His stony silence was deafening. She glanced over her shoulder to find him scrubbing his hand through his hair, messing up all that coiffed perfection. “You don’t have health insurance?”

“I will. As soon as I open my studio. And save up for a few months. Three months. Four, tops. Definitely by Christmas.” And now you’re rambling. Great.

He planted his hands on his hips and hung his head, sighing. When he looked back up at her, his jaw was tense but there was a softness to his eyes that raised goosebumps on her skin.

“I’ll add you to my policy in the morning.”

“What?”

“You’re my wife, Sabrina,” he growled, and oh shit, that growly thing did terrible, wonderful things to her.

“What about the annulment?”

“You’ll stay on my policy until you can buy your own. Until Christmas. The annulment can wait until then.”

“Why would you do that for me?”

He looked away, his Adam’s apple bobbing with his swallow. “You’re in pain. You should see a doctor.”

“Thank you,” she said, her voice choked with an emotion she was afraid to name. Gratitude and surprise and something dangerously close to letting herself feel things for this man she’d tried so hard not to feel anything for. She moved closer to him, but stopped short of hugging him, despite the way her arms ached to wrap around him.

He gave one small, tight nod, and adjusted a box, as though he, too, needed something to distract himself. “Next weekend. You’re going to Brookline?”

“My mother has demanded that I attend her annual Labor Day party. She wants the whole family together to celebrate Hol—”

She swallowed the rest of the sentence. She wasn’t sure if she should talk to him about her sister, which was ironic considering they wouldn’t be married if she hadn’t gotten drunk and babbled about Holly in the first place. His eyes scanned her face, settling on the gold chains around her neck. He hooked a finger beneath the longest chain, catching the small ceramic charm and moving it to the center of her chest, where he gently placed the cool pottery against her skin.

When he looked back up at her, his eyes were shuttered.

“What about Holly?”

Sabrina cleared her throat, suddenly all too aware of that charm lying in the dip of her clavicle, of how much she liked having his hands on the jewelry she’d made. On her.

“She made partner.”

He looked as though he wanted to say something, and she found herself rocking towards him on the balls of her feet, hungry for whatever words he might give her.
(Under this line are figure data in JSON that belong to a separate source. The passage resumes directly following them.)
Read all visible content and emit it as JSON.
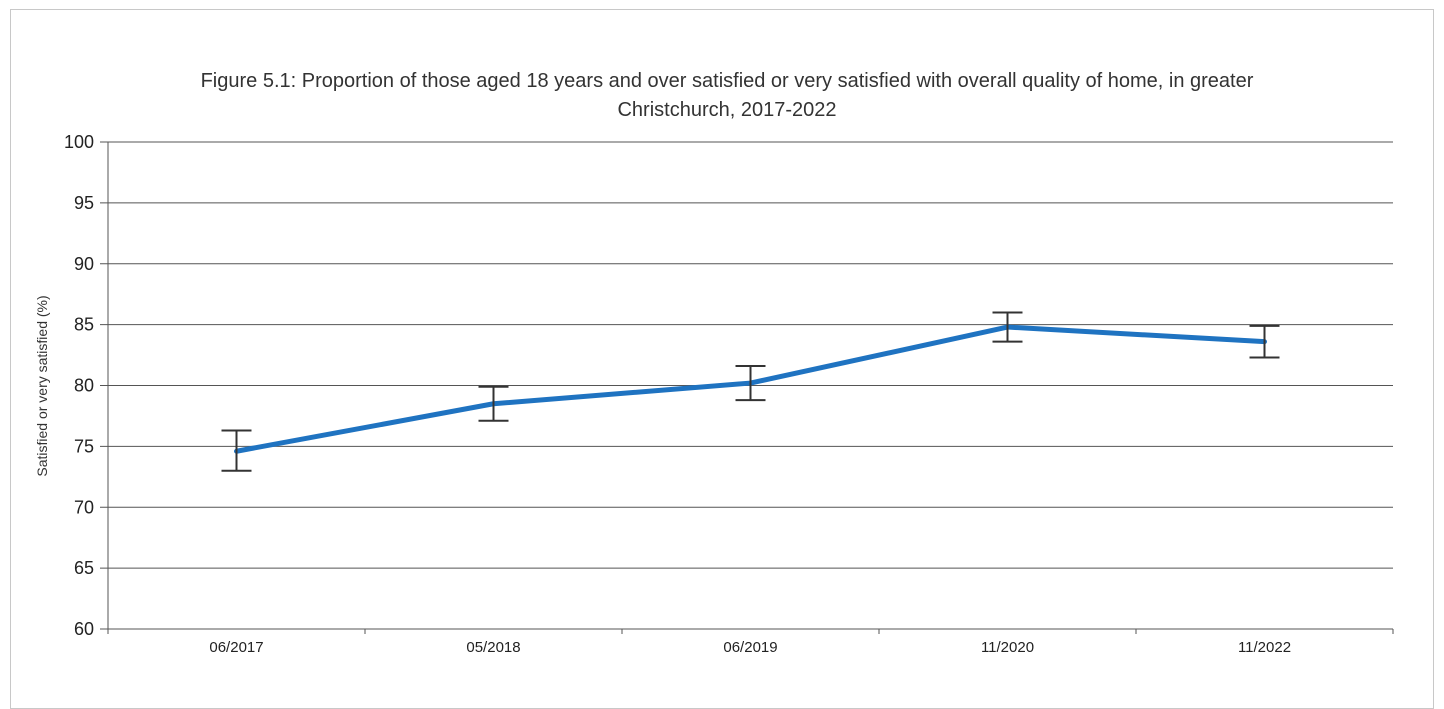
{
  "chart_data": {
    "type": "line",
    "title_lines": [
      "Figure 5.1: Proportion of those aged 18 years and over satisfied or very satisfied with overall quality of home, in greater",
      "Christchurch, 2017-2022"
    ],
    "xlabel": "",
    "ylabel": "Satisfied or very satisfied (%)",
    "categories": [
      "06/2017",
      "05/2018",
      "06/2019",
      "11/2020",
      "11/2022"
    ],
    "series": [
      {
        "values": [
          74.6,
          78.5,
          80.2,
          84.8,
          83.6
        ],
        "error_low": [
          73.0,
          77.1,
          78.8,
          83.6,
          82.3
        ],
        "error_high": [
          76.3,
          79.9,
          81.6,
          86.0,
          84.9
        ],
        "color": "#1f73c1"
      }
    ],
    "ylim": [
      60,
      100
    ],
    "yticks": [
      "60",
      "65",
      "70",
      "75",
      "80",
      "85",
      "90",
      "95",
      "100"
    ],
    "grid": true,
    "gridline_color": "#555555",
    "errorbar_color": "#333333"
  }
}
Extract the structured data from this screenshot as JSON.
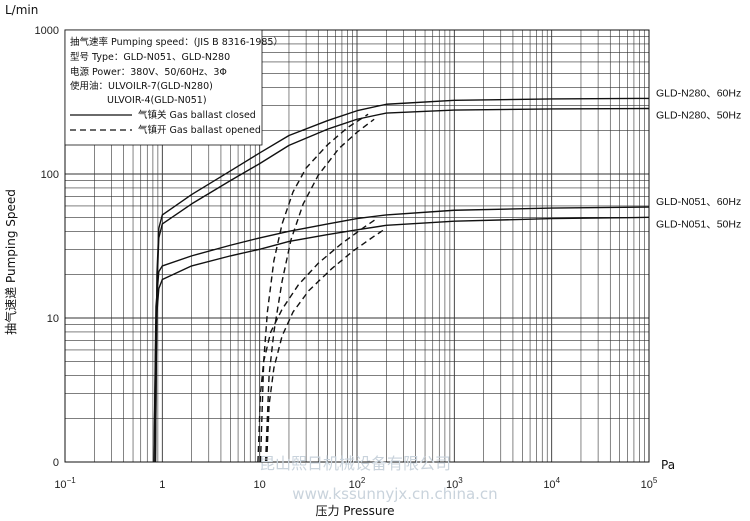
{
  "chart_data": {
    "type": "line",
    "title": "",
    "x_scale": "log",
    "y_scale": "log",
    "xlim": [
      0.1,
      100000
    ],
    "ylim": [
      1,
      1000
    ],
    "xlabel": "压力 Pressure",
    "ylabel": "抽气速递 Pumping Speed",
    "x_unit": "Pa",
    "y_unit": "L/min",
    "x_ticks": [
      {
        "v": 0.1,
        "base": "10",
        "exp": "−1"
      },
      {
        "v": 1,
        "base": "1",
        "exp": ""
      },
      {
        "v": 10,
        "base": "10",
        "exp": ""
      },
      {
        "v": 100,
        "base": "10",
        "exp": "2"
      },
      {
        "v": 1000,
        "base": "10",
        "exp": "3"
      },
      {
        "v": 10000,
        "base": "10",
        "exp": "4"
      },
      {
        "v": 100000,
        "base": "10",
        "exp": "5"
      }
    ],
    "y_ticks": [
      {
        "v": 1,
        "label": "0"
      },
      {
        "v": 10,
        "label": "10"
      },
      {
        "v": 100,
        "label": "100"
      },
      {
        "v": 1000,
        "label": "1000"
      }
    ],
    "grid": true,
    "info_box": {
      "lines": [
        "抽气速率 Pumping speed：(JIS B 8316-1985）",
        "型号 Type：GLD-N051、GLD-N280",
        "电源 Power：380V、50/60Hz、3Φ",
        "使用油：ULVOILR-7(GLD-N280)",
        "ULVOIR-4(GLD-N051)"
      ],
      "legend": [
        {
          "style": "solid",
          "label": "气镇关 Gas ballast closed"
        },
        {
          "style": "dashed",
          "label": "气镇开 Gas ballast opened"
        }
      ]
    },
    "series": [
      {
        "name": "GLD-N280、60Hz",
        "style": "solid",
        "points": [
          [
            0.85,
            1
          ],
          [
            0.88,
            20
          ],
          [
            0.92,
            42
          ],
          [
            1,
            52
          ],
          [
            2,
            72
          ],
          [
            5,
            105
          ],
          [
            10,
            140
          ],
          [
            20,
            185
          ],
          [
            50,
            235
          ],
          [
            100,
            275
          ],
          [
            200,
            305
          ],
          [
            1000,
            325
          ],
          [
            10000,
            332
          ],
          [
            100000,
            335
          ]
        ]
      },
      {
        "name": "GLD-N280、50Hz",
        "style": "solid",
        "points": [
          [
            0.85,
            1
          ],
          [
            0.88,
            16
          ],
          [
            0.92,
            36
          ],
          [
            1,
            45
          ],
          [
            2,
            62
          ],
          [
            5,
            90
          ],
          [
            10,
            118
          ],
          [
            20,
            158
          ],
          [
            50,
            205
          ],
          [
            100,
            240
          ],
          [
            200,
            265
          ],
          [
            1000,
            278
          ],
          [
            10000,
            283
          ],
          [
            100000,
            285
          ]
        ]
      },
      {
        "name": "GLD-N051、60Hz",
        "style": "solid",
        "points": [
          [
            0.82,
            1
          ],
          [
            0.86,
            12
          ],
          [
            0.92,
            21
          ],
          [
            1,
            23
          ],
          [
            2,
            27
          ],
          [
            5,
            32
          ],
          [
            10,
            36
          ],
          [
            20,
            40
          ],
          [
            50,
            45
          ],
          [
            100,
            49
          ],
          [
            200,
            52
          ],
          [
            1000,
            56
          ],
          [
            10000,
            58
          ],
          [
            100000,
            59
          ]
        ]
      },
      {
        "name": "GLD-N051、50Hz",
        "style": "solid",
        "points": [
          [
            0.82,
            1
          ],
          [
            0.86,
            9
          ],
          [
            0.92,
            16
          ],
          [
            1,
            18.5
          ],
          [
            2,
            23
          ],
          [
            5,
            27
          ],
          [
            10,
            30
          ],
          [
            20,
            34
          ],
          [
            50,
            38
          ],
          [
            100,
            41
          ],
          [
            200,
            44
          ],
          [
            1000,
            47
          ],
          [
            10000,
            49
          ],
          [
            100000,
            50
          ]
        ]
      },
      {
        "name": "",
        "style": "dashed",
        "points": [
          [
            10.2,
            1
          ],
          [
            11,
            5
          ],
          [
            12,
            11
          ],
          [
            14,
            25
          ],
          [
            17,
            45
          ],
          [
            22,
            75
          ],
          [
            30,
            110
          ],
          [
            50,
            160
          ],
          [
            80,
            210
          ],
          [
            130,
            260
          ]
        ]
      },
      {
        "name": "",
        "style": "dashed",
        "points": [
          [
            11.5,
            1
          ],
          [
            12.5,
            4
          ],
          [
            14,
            8
          ],
          [
            17,
            18
          ],
          [
            21,
            35
          ],
          [
            28,
            62
          ],
          [
            40,
            98
          ],
          [
            65,
            150
          ],
          [
            100,
            195
          ],
          [
            150,
            240
          ]
        ]
      },
      {
        "name": "",
        "style": "dashed",
        "points": [
          [
            9.6,
            1
          ],
          [
            10.2,
            3
          ],
          [
            11,
            5
          ],
          [
            13,
            8
          ],
          [
            17,
            11.5
          ],
          [
            25,
            17
          ],
          [
            40,
            24
          ],
          [
            70,
            33
          ],
          [
            120,
            43
          ],
          [
            160,
            49
          ]
        ]
      },
      {
        "name": "",
        "style": "dashed",
        "points": [
          [
            11.8,
            1
          ],
          [
            12.5,
            2.5
          ],
          [
            14,
            4.5
          ],
          [
            17,
            7.5
          ],
          [
            22,
            11
          ],
          [
            32,
            15.5
          ],
          [
            55,
            22
          ],
          [
            90,
            29
          ],
          [
            150,
            37
          ],
          [
            200,
            42
          ]
        ]
      }
    ]
  },
  "watermark": {
    "company": "昆山熙日机械设备有限公司",
    "url": "www.kssunnyjx.cn.china.cn"
  }
}
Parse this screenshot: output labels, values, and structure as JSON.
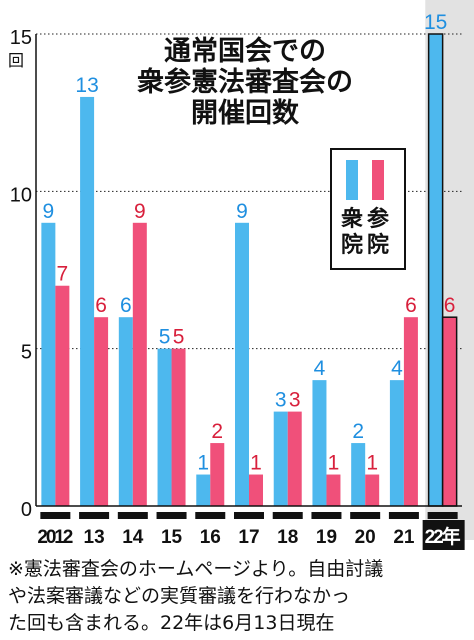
{
  "chart_data": {
    "type": "bar",
    "title": [
      "通常国会での",
      "衆参憲法審査会の",
      "開催回数"
    ],
    "unit": "回",
    "categories": [
      "2012",
      "13",
      "14",
      "15",
      "16",
      "17",
      "18",
      "19",
      "20",
      "21",
      "22年"
    ],
    "series": [
      {
        "name": "衆院",
        "color": "#4db8ee",
        "values": [
          9,
          13,
          6,
          5,
          1,
          9,
          3,
          4,
          2,
          4,
          15
        ]
      },
      {
        "name": "参院",
        "color": "#f0507a",
        "values": [
          7,
          6,
          9,
          5,
          2,
          1,
          3,
          1,
          1,
          6,
          6
        ]
      }
    ],
    "ylim": [
      0,
      15
    ],
    "yticks": [
      0,
      5,
      10,
      15
    ],
    "grid": true,
    "legend": "top-right",
    "highlight_category": "22年"
  },
  "note": [
    "※憲法審査会のホームページより。自由討議",
    "や法案審議などの実質審議を行わなかっ",
    "た回も含まれる。22年は6月13日現在"
  ]
}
Across the room, tucked in her purse, her phone rang. She closed her eyes, dropping back on her heels. “That’s probably Mom now.”

“Answer it.”

“She’s going to expect you to come to the party too. But I can skip it. It wouldn’t be the first time I let her down,” she said, forcing a chuckle.

“Answer it.” He stepped away from her, putting distance between them as he dug his hands into his pants pockets. She hated every inch of that space, of the blank look in his eyes. “You can tell her I look forward to seeing her again.”